GPT-5.2 Clears 40% on FrontierMath as AI Nibbles at Research-Level Problems

OpenAI's GPT-5.2, released December 11th, 2025, now solves 40.3% of problems on FrontierMath Tiers 1-3, up from GPT-5.1's 31%. The benchmark, maintained by Epoch AI, consists of 350 problems designed to take professional mathematicians hours or days to complete.

The numbers, and what they don't tell you

The headline figure is real. GPT-5.2 Thinking hit 40.3% on the main benchmark, while GPT-5.2 Pro pushed even further on Tier 4, the hardest subset, reaching 29.2%. A year ago, frontier models struggled to clear 2% on the lower tiers. Greg Brockman called it evidence that AI is approaching the capability for scientific breakthroughs.

But the benchmark methodology matters here. OpenAI's internal evaluations differ from Epoch AI's independent runs. Different scaffolding, different compute budgets, potentially different problem subsets. Epoch AI notes explicitly that their implementation differs from what OpenAI used for their o3 evaluations, and they weren't involved in running OpenAI's numbers. The difference could be meaningful.

What's harder to dispute: progress is fast. Six months ago, 4% on Tier 4 was state of the art.

The proof that actually worked

OpenAI is leaning hard into a specific case study. Researchers asked GPT-5.2 Pro to solve an open problem in statistical learning theory, something that originated at a 2019 conference: does collecting more data reliably improve model performance? The model proposed a proof without being given intermediate steps or a strategy. Human researchers verified it, external experts reviewed it.

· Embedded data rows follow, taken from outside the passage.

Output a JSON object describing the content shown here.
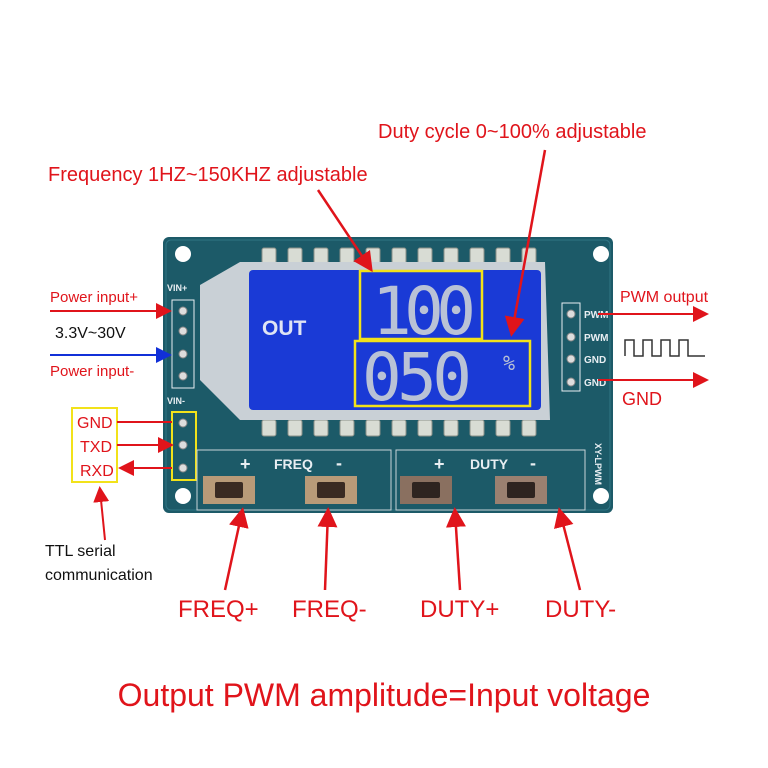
{
  "annotations": {
    "duty_cycle": "Duty cycle 0~100% adjustable",
    "frequency": "Frequency 1HZ~150KHZ adjustable",
    "power_input_plus": "Power input+",
    "voltage_range": "3.3V~30V",
    "power_input_minus": "Power input-",
    "gnd_left": "GND",
    "txd": "TXD",
    "rxd": "RXD",
    "ttl_line1": "TTL serial",
    "ttl_line2": "communication",
    "pwm_output": "PWM output",
    "gnd_right": "GND",
    "freq_plus": "FREQ+",
    "freq_minus": "FREQ-",
    "duty_plus": "DUTY+",
    "duty_minus": "DUTY-",
    "footer": "Output PWM amplitude=Input voltage"
  },
  "board": {
    "vin_plus": "VIN+",
    "vin_minus": "VIN-",
    "right_pins": [
      "PWM",
      "PWM",
      "GND",
      "GND"
    ],
    "freq_plus": "+",
    "freq_label": "FREQ",
    "freq_minus": "-",
    "duty_plus": "+",
    "duty_label": "DUTY",
    "duty_minus": "-",
    "model": "XY-LPWM"
  },
  "lcd": {
    "out_label": "OUT",
    "frequency_value": "100",
    "duty_value": "050",
    "percent": "%"
  },
  "colors": {
    "annotation": "#e0141b",
    "board": "#1c5a68",
    "lcd": "#1a3ad6",
    "highlight": "#f2e21a"
  }
}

According to OpenAI's writeup, the model then extended the result to higher-dimensional settings on its own.

This is genuinely unusual. The standard AI math story involves massive scaffolding, human hints, iteration. Here the claim is that GPT-5.2 Pro produced a verifiable proof from a cold prompt.

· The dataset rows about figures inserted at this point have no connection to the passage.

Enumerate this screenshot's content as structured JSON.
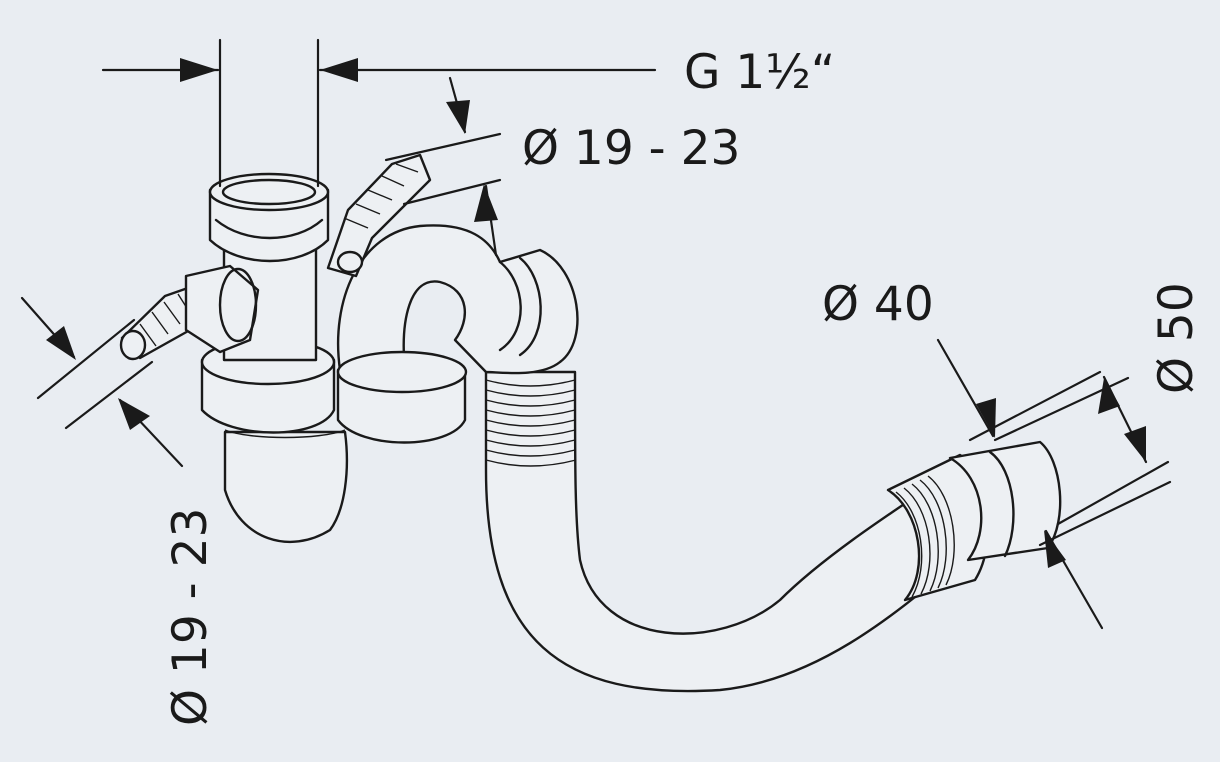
{
  "labels": {
    "thread": "G 1½“",
    "hose_top": "Ø 19 - 23",
    "hose_left": "Ø 19 - 23",
    "inner_diameter": "Ø 40",
    "outer_diameter": "Ø 50"
  },
  "colors": {
    "background": "#e9edf2",
    "line": "#1a1a1a",
    "fill": "#edf0f3"
  }
}
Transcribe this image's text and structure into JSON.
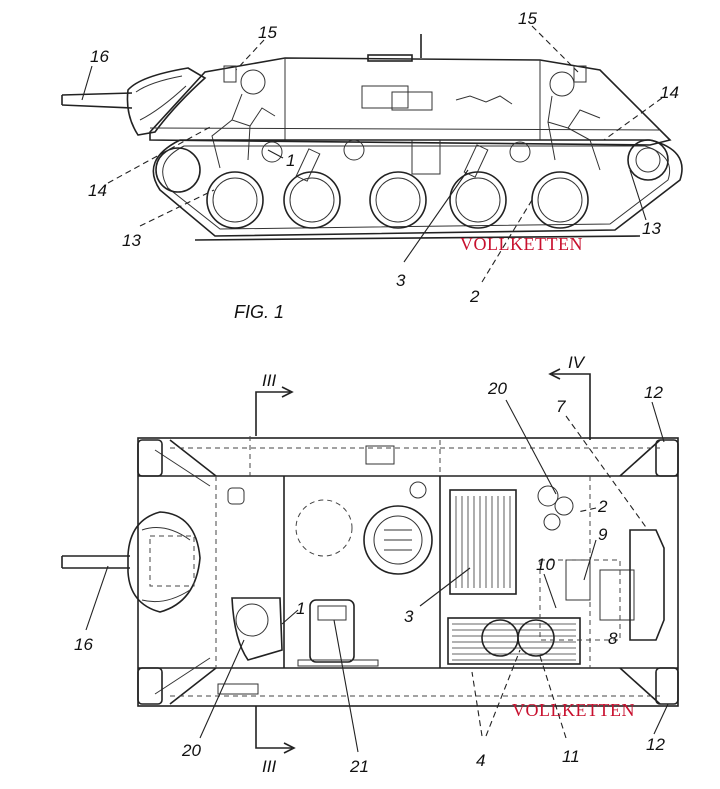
{
  "figure1": {
    "caption": "FIG. 1",
    "labels": {
      "l16": "16",
      "l15a": "15",
      "l15b": "15",
      "l14a": "14",
      "l14b": "14",
      "l13a": "13",
      "l13b": "13",
      "l1": "1",
      "l3": "3",
      "l2": "2"
    },
    "overlay_text": "VOLLKETTEN"
  },
  "figure2": {
    "section_marks": {
      "s3_top": "III",
      "s4_top": "IV",
      "s3_bottom": "III"
    },
    "labels": {
      "l20a": "20",
      "l7": "7",
      "l12a": "12",
      "l2": "2",
      "l9": "9",
      "l10": "10",
      "l3": "3",
      "l8": "8",
      "l1": "1",
      "l16": "16",
      "l20b": "20",
      "l21": "21",
      "l4": "4",
      "l11": "11",
      "l12b": "12"
    },
    "overlay_text": "VOLLKETTEN"
  },
  "colors": {
    "ink": "#222222",
    "overlay": "#c8102e",
    "paper": "#ffffff"
  }
}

Terence Tao is paying attention

The broader math community is watching with a mix of interest and suspicion. Terence Tao has been maintaining a wiki page tracking AI contributions to Erdős problems, the famous collection of open questions posed by Paul Erdős over decades.

Just this week, GPT-5.2 Pro apparently solved Erdős Problem 281. Tao's initial reaction was positive. Then someone found a prior solution buried in a 1936 paper, by Erdős himself. The AI proof was still different from the literature proof, and Tao noted the model avoided common mistakes with limit interchanges, but the "previously unsolved" framing collapsed.

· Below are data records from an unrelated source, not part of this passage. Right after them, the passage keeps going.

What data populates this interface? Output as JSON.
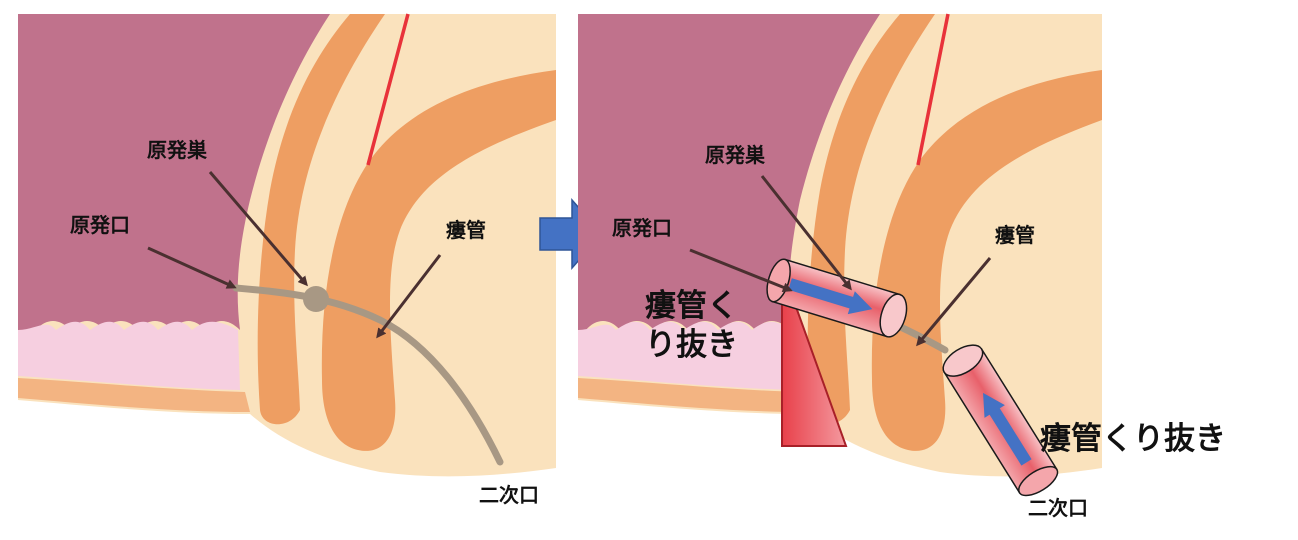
{
  "left_panel": {
    "primary_gland_label": "原発巣",
    "primary_opening_label": "原発口",
    "fistula_label": "瘻管",
    "secondary_opening_label": "二次口"
  },
  "right_panel": {
    "primary_gland_label": "原発巣",
    "primary_opening_label": "原発口",
    "fistula_label": "瘻管",
    "secondary_opening_label": "二次口",
    "coring_label_line1": "瘻管く",
    "coring_label_line2": "り抜き",
    "coring_label_right": "瘻管くり抜き"
  },
  "colors": {
    "rectum": "#c0728c",
    "sphincter": "#ee9e62",
    "tissue": "#fae2bd",
    "mucosa_pink": "#f6cfe0",
    "fistula_tract": "#a89884",
    "incision_red": "#e8323a",
    "cylinder_red": "#e8606a",
    "arrow_blue": "#4472c4",
    "pointer": "#4a3030"
  },
  "icons": [
    "blue-arrow-right-icon"
  ]
}
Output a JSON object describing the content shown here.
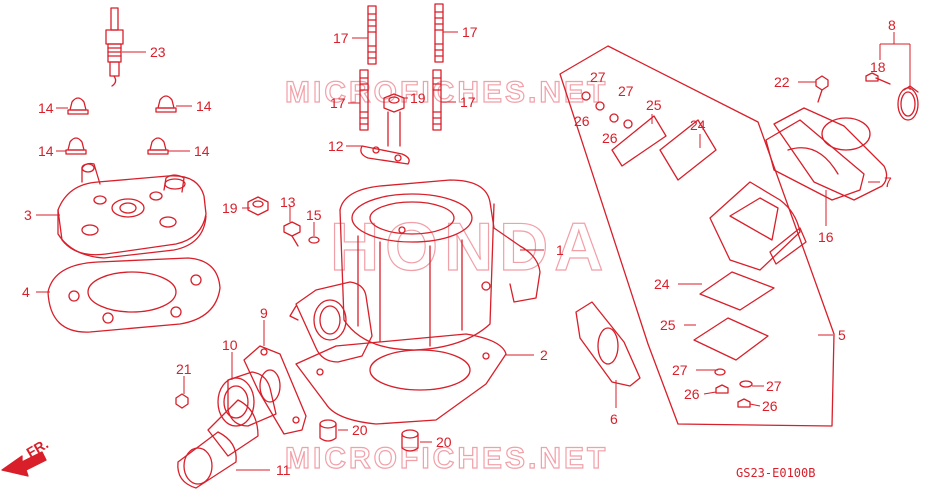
{
  "watermarks": {
    "top": "MICROFICHES.NET",
    "center": "HONDA",
    "bottom": "MICROFICHES.NET"
  },
  "labels": {
    "1": "1",
    "2": "2",
    "3": "3",
    "4": "4",
    "5": "5",
    "6": "6",
    "7": "7",
    "8": "8",
    "9": "9",
    "10": "10",
    "11": "11",
    "12": "12",
    "13": "13",
    "14": "14",
    "15": "15",
    "16": "16",
    "17": "17",
    "18": "18",
    "19": "19",
    "20": "20",
    "21": "21",
    "22": "22",
    "23": "23",
    "24": "24",
    "25": "25",
    "26": "26",
    "27": "27",
    "front": "FR."
  },
  "code": "GS23-E0100B",
  "colors": {
    "ink": "#d81f2a",
    "watermark": "#f2a0a8",
    "background": "#ffffff"
  }
}
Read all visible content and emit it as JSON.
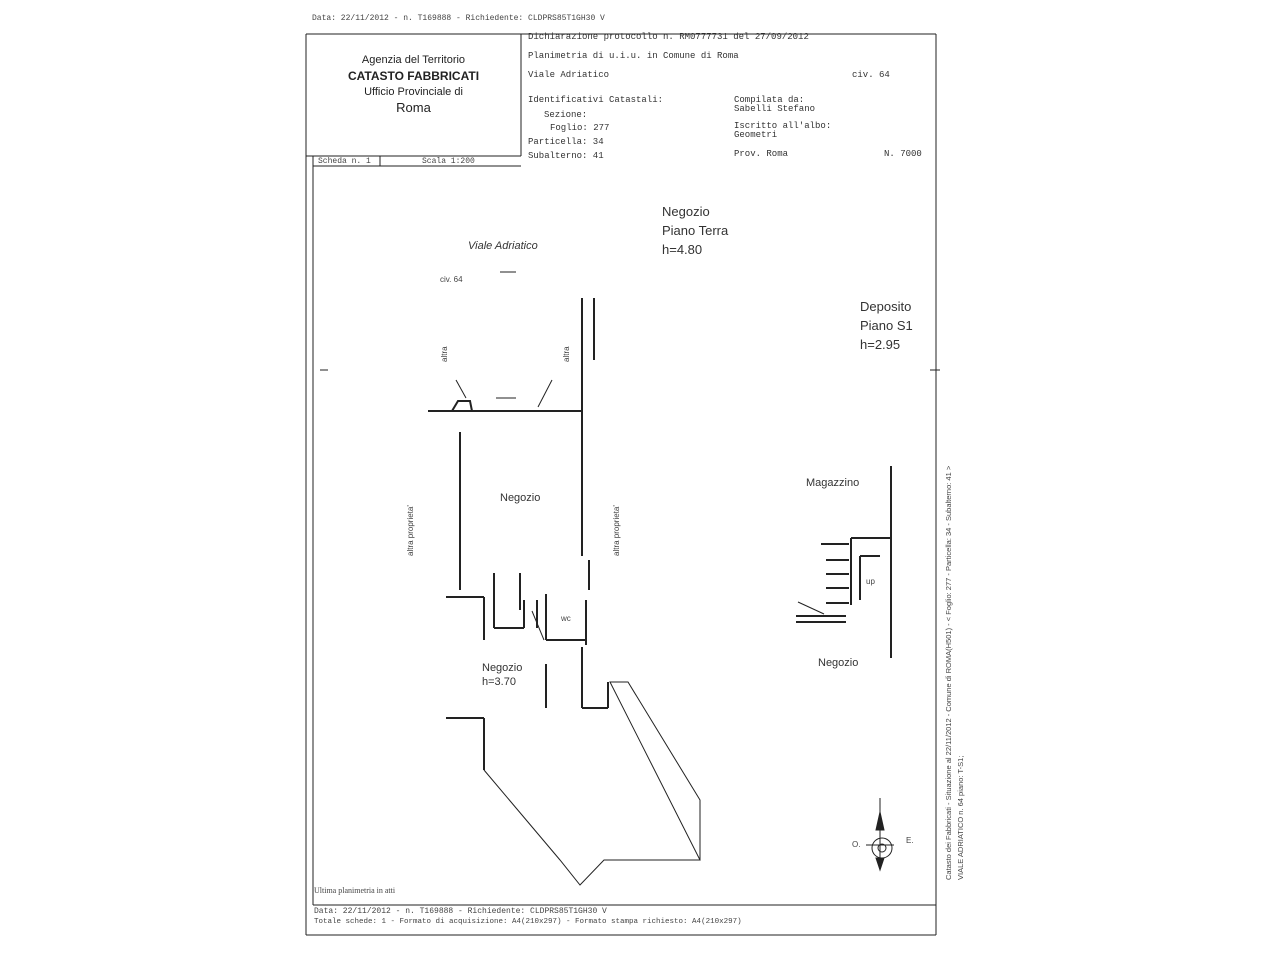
{
  "header_strip": "Data: 22/11/2012 - n. T169888 - Richiedente: CLDPRS85T1GH30 V",
  "agency": {
    "line1": "Agenzia del Territorio",
    "line2": "CATASTO FABBRICATI",
    "line3": "Ufficio Provinciale di",
    "line4": "Roma"
  },
  "info": {
    "dichiarazione": "Dichiarazione protocollo n. RM0777731 del 27/09/2012",
    "planimetria": "Planimetria di u.i.u. in Comune di Roma",
    "via": "Viale Adriatico",
    "civ": "civ. 64",
    "identificativi": "Identificativi Catastali:",
    "sezione": "Sezione:",
    "foglio": "Foglio: 277",
    "particella": "Particella: 34",
    "subalterno": "Subalterno: 41",
    "compilata": "Compilata da:",
    "compilatore": "Sabelli Stefano",
    "iscritto": "Iscritto all'albo:",
    "albo": "Geometri",
    "prov": "Prov. Roma",
    "num": "N. 7000"
  },
  "scheda": {
    "scheda": "Scheda n. 1",
    "scala": "Scala 1:200"
  },
  "plan": {
    "negozio_title": "Negozio",
    "piano_terra": "Piano Terra",
    "h_terra": "h=4.80",
    "viale_label": "Viale Adriatico",
    "civ_plan": "civ. 64",
    "deposito_title": "Deposito",
    "piano_s1": "Piano S1",
    "h_s1": "h=2.95",
    "negozio_center": "Negozio",
    "negozio_lower": "Negozio",
    "h_lower": "h=3.70",
    "wc": "wc",
    "altra_left": "altra proprieta'",
    "altra_right": "altra proprieta'",
    "altra_top_left": "altra",
    "altra_top_right": "altra",
    "magazzino": "Magazzino",
    "negozio_right": "Negozio",
    "up": "up",
    "compass_o": "O.",
    "compass_e": "E."
  },
  "footer": {
    "ultima": "Ultima planimetria in atti",
    "line1": "Data: 22/11/2012 - n. T169888 - Richiedente: CLDPRS85T1GH30 V",
    "line2": "Totale schede: 1 - Formato di acquisizione: A4(210x297) - Formato stampa richiesto: A4(210x297)"
  },
  "side_stamp": {
    "line1": "Catasto dei Fabbricati - Situazione al 22/11/2012 - Comune di ROMA(H501) - < Foglio: 277 - Particella: 34 - Subalterno: 41 >",
    "line2": "VIALE ADRIATICO n. 64 piano: T-S1;"
  }
}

This keeps happening. The problems that fall to AI tend to be from the "long tail" of under-explored questions, not the famous hard ones. Tao's wiki page is careful to distinguish between these categories.

What the mathematicians actually think

The Malliavin-Stein experiment from September 2025 offers a more measured perspective. Researchers deliberately tested GPT-5 on an open problem in probability theory. It worked, they got new results, but the process raised concerns.

Their worry isn't that AI can't do math. It's that the workflow feels disorienting. The model produces technically correct arguments that lack the intuition-building struggle that training mathematicians normally requires. PhD students who rely on AI assistance might never develop the sense for what works and what doesn't.

And then there's Sébastien Bubeck's viral post from August 2025, where GPT-5 Pro improved a known bound in convex optimization. Mathematicians had nuanced reactions. The math checked out. But several pointed out this was synthesis of known techniques, not the kind of creative leap that defines hard problems.

The reliability problem

Epoch AI published an analysis showing that even with repeated runs across all their models, they estimate less than 70% of FrontierMath problems are solvable by current AI. The curve flattens. Models that can solve some problems tend to solve similar problems. Web search helps on 5% of questions where obscure mathematical knowledge matters.

GPT-5.2 Pro only uniquely solved one problem that no other model had touched.

This matches what researchers report. The models are getting better at the problems they can do. Completely novel reasoning, the kind that opens new fields, remains elusive.

Where this leaves us

The benchmark trajectory is clear. FrontierMath Tiers 1-3 will probably saturate within a year or two at this pace. Epoch AI is already building a new benchmark focused on problems with automatically verifiable solutions, specifically because they expect this one to run out of signal.

The interesting question isn't whether AI will hit 50% or 60% on FrontierMath. It's whether any of these problems actually matter to working mathematicians. The ones falling to AI are mostly low-hanging fruit that hadn't been picked because nobody cared enough to try.

The hard stuff, the Millennium Prize problems, the questions that would reshape entire fields, those remain untouched. For now.